Scraping with RSS.it.com [HACK]

With RSS.it.com, you can use XPath to scrape websites without a dedicated RSS feed. (Note that some websites do not consent to scraping, and it is against the TOS, so choose the websites carefully.)

01.

Find a URL

First step is to find a URL of the website of which you want to get a continuous feed of. I chose our Why Us? page as a safe option.

02.

Add feed

In our website, click on Subscription Management from the homepage (once you log in) and switch to Add a feed or category. From there, add the feed URL and the category you want it to be in.

Here comes the crazy part. Instead of just normally adding the feed, click on the Type of feed source exactly at the bottom of category. From there, select HTML + XPath (Web scraping). More input sections will pop up. First, add Xpath for the feed title, which is mostly the <title>, or the <h1> tag. So, you can use either //title or //h1. Or, you can state a static feed title as well, no big deal.
(Note: // in XPath Selects nodes in the document from the current node that match the selection no matter where they are.)

The most important part is the XPath for finding news items. This is where you need to be careful. You need to find the XPath for the news items. For example, in our Why Us? page, the news items are in the <div class="section"> tag. So, the XPath for that would be //div[@class="section"]. To make matters much more complex, as there can be multiple classes on a same div, you can use contains function to find the div. In this case, you can use //div[contains(@class, "section")]. Other things to be considered are the similarly named classes and the whitespaces in class names. But we’ll leave that to you.

Next field is the XPath for the news title.
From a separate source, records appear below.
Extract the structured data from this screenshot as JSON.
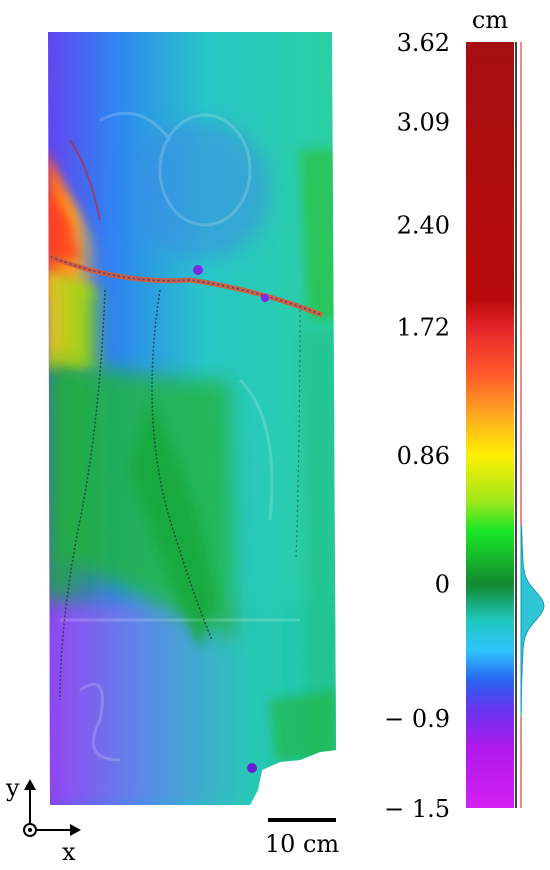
{
  "chart_data": {
    "type": "heatmap",
    "title": "",
    "colorbar": {
      "unit": "cm",
      "range": [
        -1.5,
        3.62
      ],
      "tick_labels": [
        "3.62",
        "3.09",
        "2.40",
        "1.72",
        "0.86",
        "0",
        "− 0.9",
        "− 1.5"
      ],
      "tick_values": [
        3.62,
        3.09,
        2.4,
        1.72,
        0.86,
        0,
        -0.9,
        -1.5
      ],
      "color_stops": [
        {
          "value": 3.62,
          "color": "#a50f0f"
        },
        {
          "value": 1.9,
          "color": "#b80a0a"
        },
        {
          "value": 1.7,
          "color": "#e6262a"
        },
        {
          "value": 1.4,
          "color": "#ff5a2a"
        },
        {
          "value": 1.1,
          "color": "#ffb020"
        },
        {
          "value": 0.86,
          "color": "#ffee00"
        },
        {
          "value": 0.55,
          "color": "#9ee81c"
        },
        {
          "value": 0.35,
          "color": "#19e628"
        },
        {
          "value": 0.0,
          "color": "#128a2e"
        },
        {
          "value": -0.25,
          "color": "#20c7c0"
        },
        {
          "value": -0.45,
          "color": "#2fc3ff"
        },
        {
          "value": -0.65,
          "color": "#2a62f0"
        },
        {
          "value": -0.85,
          "color": "#6833ee"
        },
        {
          "value": -1.1,
          "color": "#b018ec"
        },
        {
          "value": -1.5,
          "color": "#d321f0"
        }
      ],
      "histogram_peak": -0.15
    },
    "axes": {
      "x": "x",
      "y": "y"
    },
    "scale_bar": "10 cm"
  }
}
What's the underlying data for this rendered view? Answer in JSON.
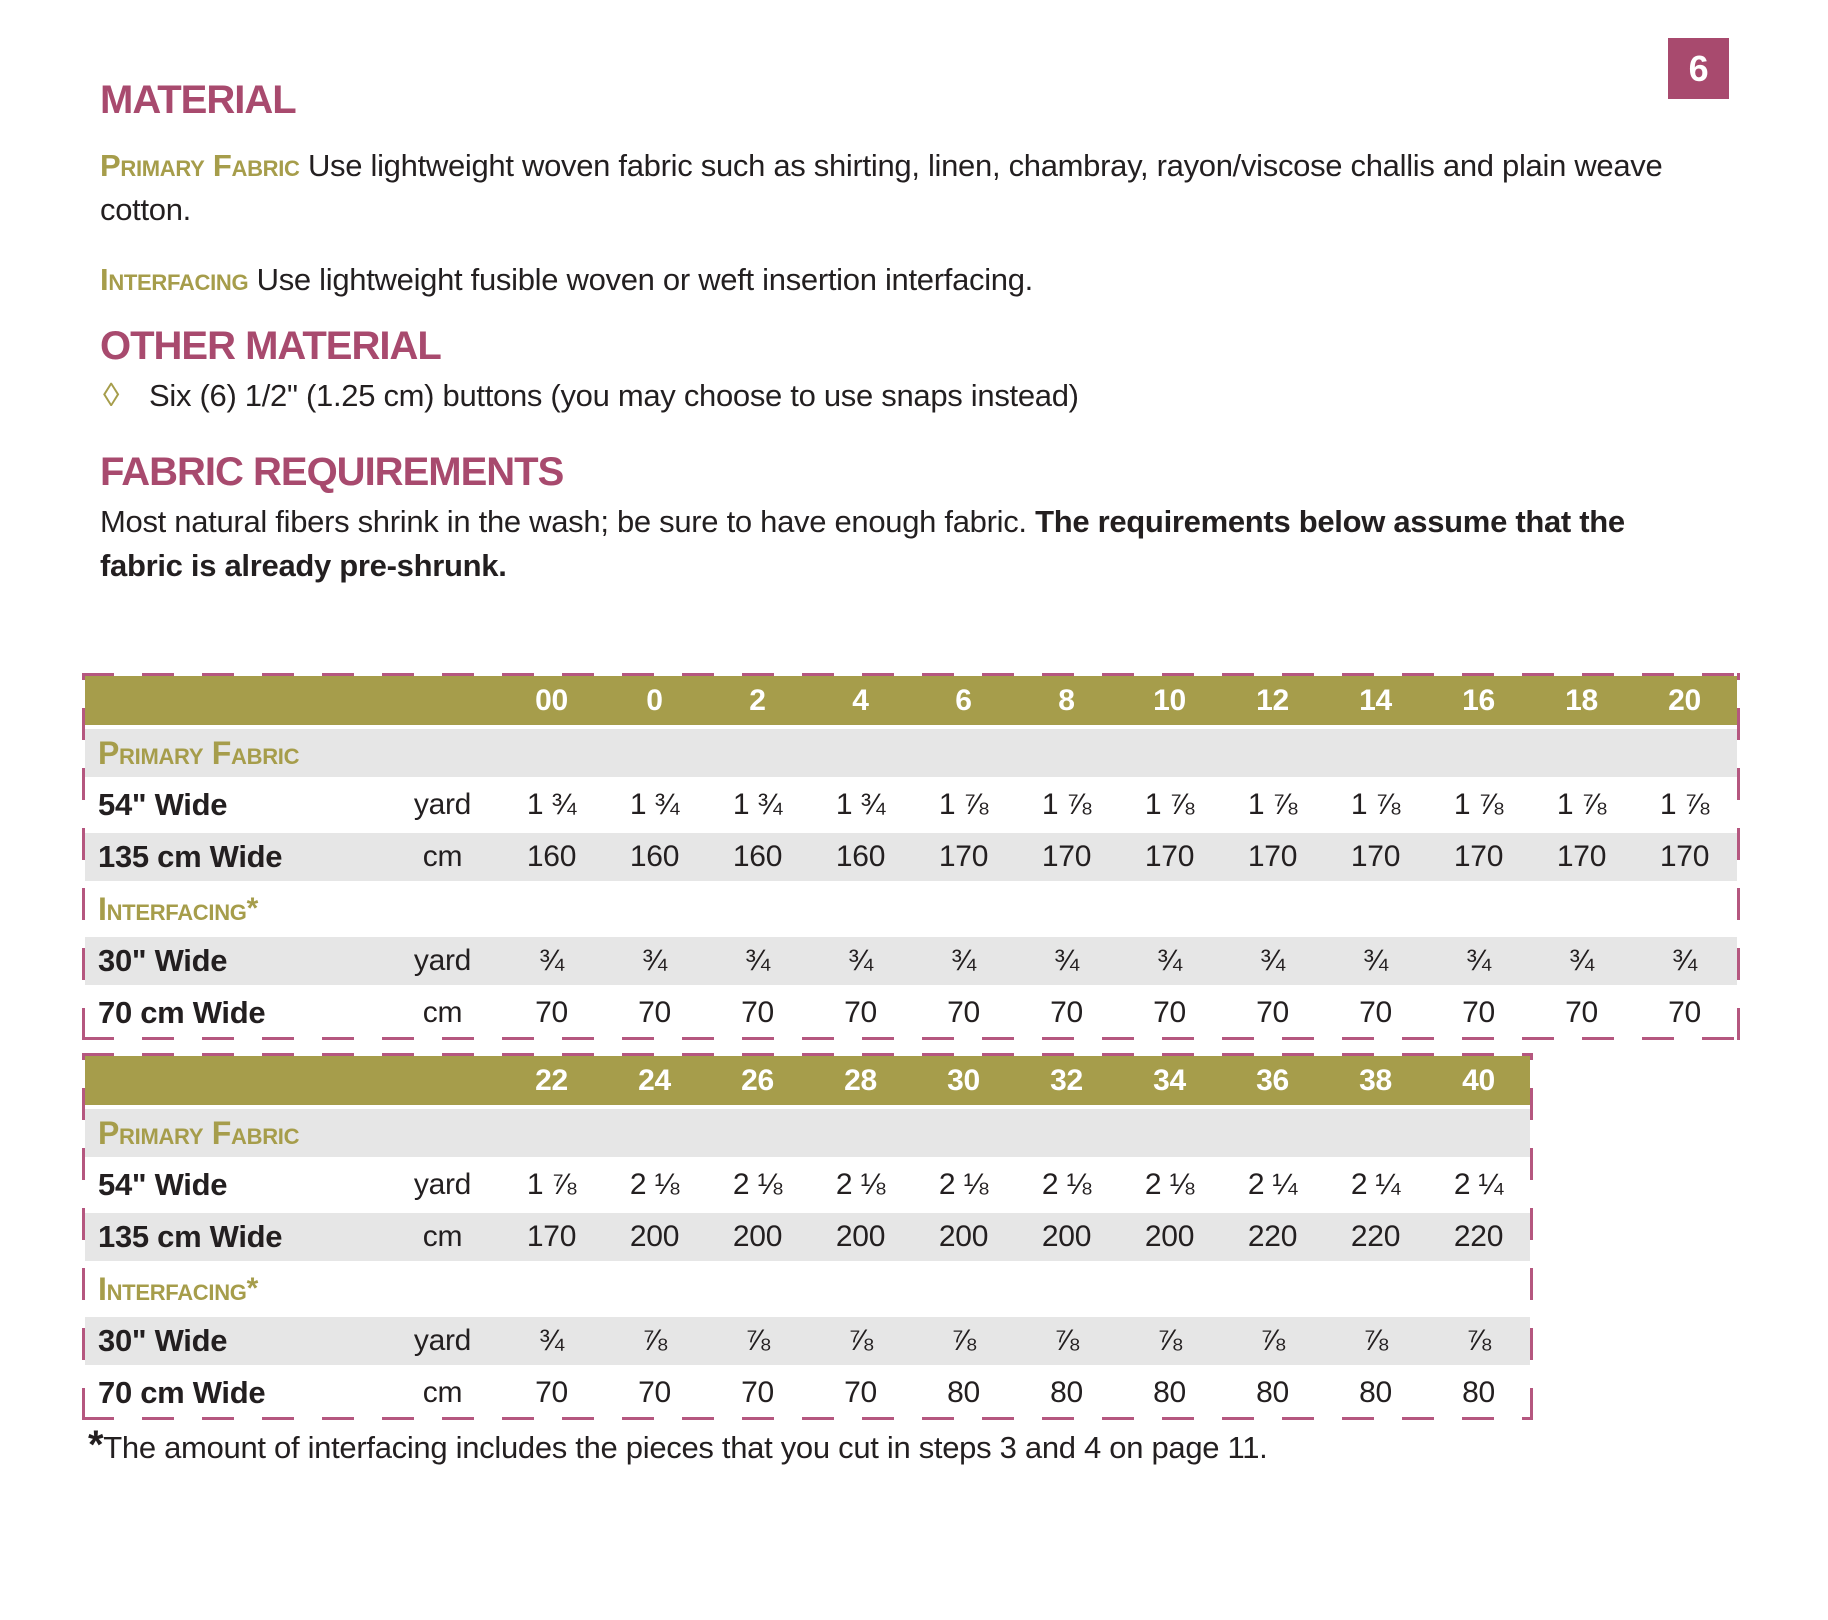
{
  "page": {
    "number": "6",
    "colors": {
      "maroon": "#a84a6e",
      "olive": "#a69d4b",
      "stripe_gray": "#e6e6e6",
      "dashed_border": "#b5577f"
    }
  },
  "material": {
    "title": "MATERIAL",
    "primary_fabric_label": "Primary Fabric",
    "primary_fabric_text": " Use lightweight woven fabric such as shirting, linen, chambray, rayon/viscose challis and plain weave cotton.",
    "interfacing_label": "Interfacing",
    "interfacing_text": " Use lightweight fusible woven or weft insertion interfacing."
  },
  "other_material": {
    "title": "OTHER MATERIAL",
    "bullet_glyph": "◊",
    "item": "Six (6) 1/2\" (1.25 cm) buttons (you may choose to use snaps instead)"
  },
  "fabric_requirements": {
    "title": "FABRIC REQUIREMENTS",
    "intro_normal": "Most natural fibers shrink in the wash; be sure to have enough fabric. ",
    "intro_bold": "The requirements below assume that the fabric is already pre-shrunk."
  },
  "tables": [
    {
      "sizes": [
        "00",
        "0",
        "2",
        "4",
        "6",
        "8",
        "10",
        "12",
        "14",
        "16",
        "18",
        "20"
      ],
      "groups": [
        {
          "label": "Primary Fabric",
          "suffix": "",
          "rows": [
            {
              "label": "54\" Wide",
              "unit": "yard",
              "values": [
                "1 ¾",
                "1 ¾",
                "1 ¾",
                "1 ¾",
                "1 ⅞",
                "1 ⅞",
                "1 ⅞",
                "1 ⅞",
                "1 ⅞",
                "1 ⅞",
                "1 ⅞",
                "1 ⅞"
              ]
            },
            {
              "label": "135 cm Wide",
              "unit": "cm",
              "values": [
                "160",
                "160",
                "160",
                "160",
                "170",
                "170",
                "170",
                "170",
                "170",
                "170",
                "170",
                "170"
              ]
            }
          ]
        },
        {
          "label": "Interfacing",
          "suffix": "*",
          "rows": [
            {
              "label": "30\" Wide",
              "unit": "yard",
              "values": [
                "¾",
                "¾",
                "¾",
                "¾",
                "¾",
                "¾",
                "¾",
                "¾",
                "¾",
                "¾",
                "¾",
                "¾"
              ]
            },
            {
              "label": "70 cm Wide",
              "unit": "cm",
              "values": [
                "70",
                "70",
                "70",
                "70",
                "70",
                "70",
                "70",
                "70",
                "70",
                "70",
                "70",
                "70"
              ]
            }
          ]
        }
      ]
    },
    {
      "sizes": [
        "22",
        "24",
        "26",
        "28",
        "30",
        "32",
        "34",
        "36",
        "38",
        "40"
      ],
      "groups": [
        {
          "label": "Primary Fabric",
          "suffix": "",
          "rows": [
            {
              "label": "54\" Wide",
              "unit": "yard",
              "values": [
                "1 ⅞",
                "2 ⅛",
                "2 ⅛",
                "2 ⅛",
                "2 ⅛",
                "2 ⅛",
                "2 ⅛",
                "2 ¼",
                "2 ¼",
                "2 ¼"
              ]
            },
            {
              "label": "135 cm Wide",
              "unit": "cm",
              "values": [
                "170",
                "200",
                "200",
                "200",
                "200",
                "200",
                "200",
                "220",
                "220",
                "220"
              ]
            }
          ]
        },
        {
          "label": "Interfacing",
          "suffix": "*",
          "rows": [
            {
              "label": "30\" Wide",
              "unit": "yard",
              "values": [
                "¾",
                "⅞",
                "⅞",
                "⅞",
                "⅞",
                "⅞",
                "⅞",
                "⅞",
                "⅞",
                "⅞"
              ]
            },
            {
              "label": "70 cm Wide",
              "unit": "cm",
              "values": [
                "70",
                "70",
                "70",
                "70",
                "80",
                "80",
                "80",
                "80",
                "80",
                "80"
              ]
            }
          ]
        }
      ]
    }
  ],
  "footnote": {
    "marker": "*",
    "text": "The amount of interfacing includes the pieces that you cut in steps 3 and 4 on page 11."
  }
}
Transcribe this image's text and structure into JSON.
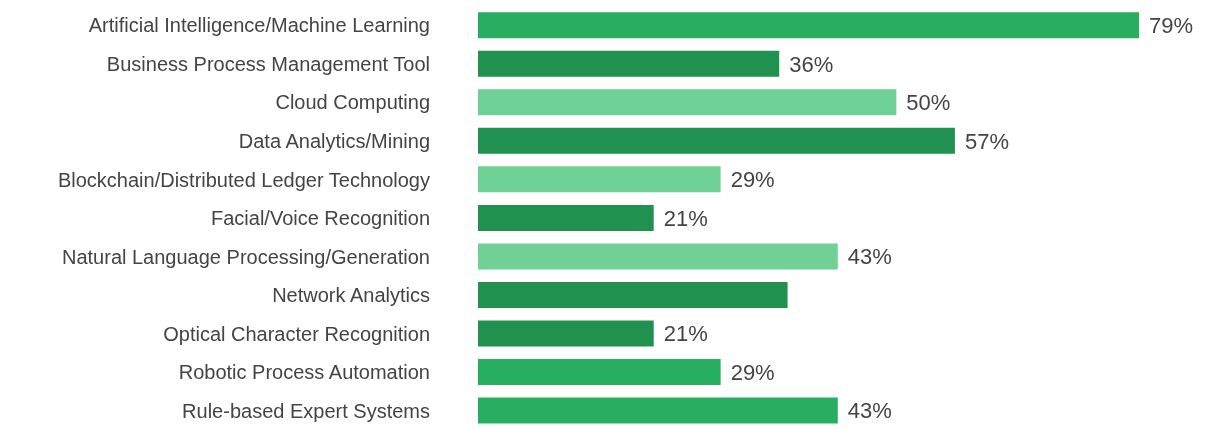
{
  "chart_data": {
    "type": "bar",
    "orientation": "horizontal",
    "categories": [
      "Artificial Intelligence/Machine Learning",
      "Business Process Management Tool",
      "Cloud Computing",
      "Data Analytics/Mining",
      "Blockchain/Distributed Ledger Technology",
      "Facial/Voice Recognition",
      "Natural Language Processing/Generation",
      "Network Analytics",
      "Optical Character Recognition",
      "Robotic Process Automation",
      "Rule-based Expert Systems"
    ],
    "values": [
      79,
      36,
      50,
      57,
      29,
      21,
      43,
      37,
      21,
      29,
      43
    ],
    "value_labels": [
      "79%",
      "36%",
      "50%",
      "57%",
      "29%",
      "21%",
      "43%",
      null,
      "21%",
      "29%",
      "43%"
    ],
    "colors": [
      "#27ae60",
      "#219150",
      "#70d196",
      "#219150",
      "#70d196",
      "#219150",
      "#70d196",
      "#219150",
      "#219150",
      "#27ae60",
      "#27ae60"
    ]
  }
}
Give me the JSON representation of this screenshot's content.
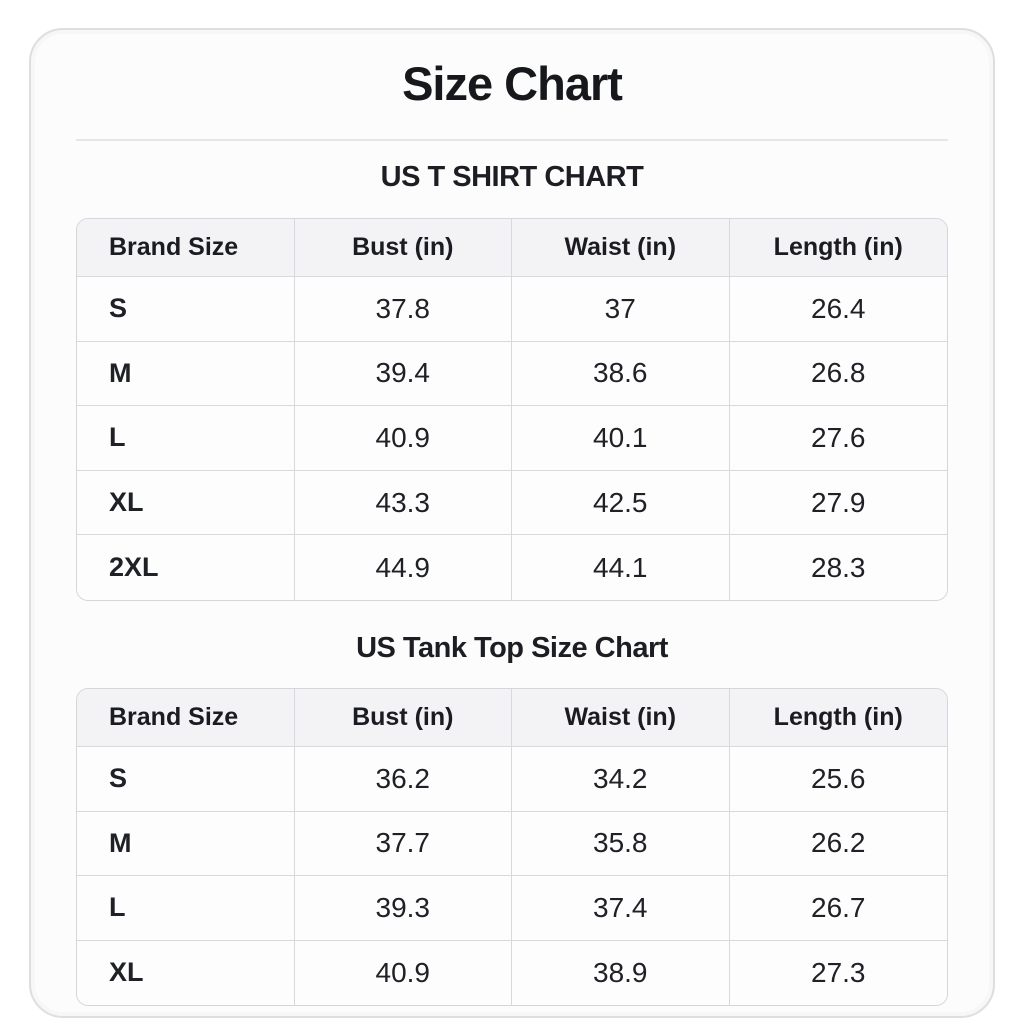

This is the XPath for the title of the news item. In our case, it is descendant::h2. (descendant:: selects all descendants (children, grandchildren, etc.) of the current node.)

The items content field is the XPath for the content of the news item. In our case, it is .//p. (The .// abbreviation can be used to select the current node and all its descendants.)

Let's go over other options briefly. The XPath for the news link is the XPath for the link of the news item. In our case, it is descendant::a/@href. The XPath for the news date is the XPath for the date of the news item and the XPath for the news image is the XPath for the image of the news item. The titles are self-explanatory.

03.

Additional options

Now that the scraping part is done, it's time for additional information. You can use username and password for the pages that require authentication to work. Or, you can manipulate with the cookies. Also, you are allowed to change the method of request (GET, POST). There are other options you can explore.

04.

And Voila!

All things are set up now. Press on Add button and you are good to go. The website will keep you up to date with the feed once every few minutes. Till then, sit back and relax.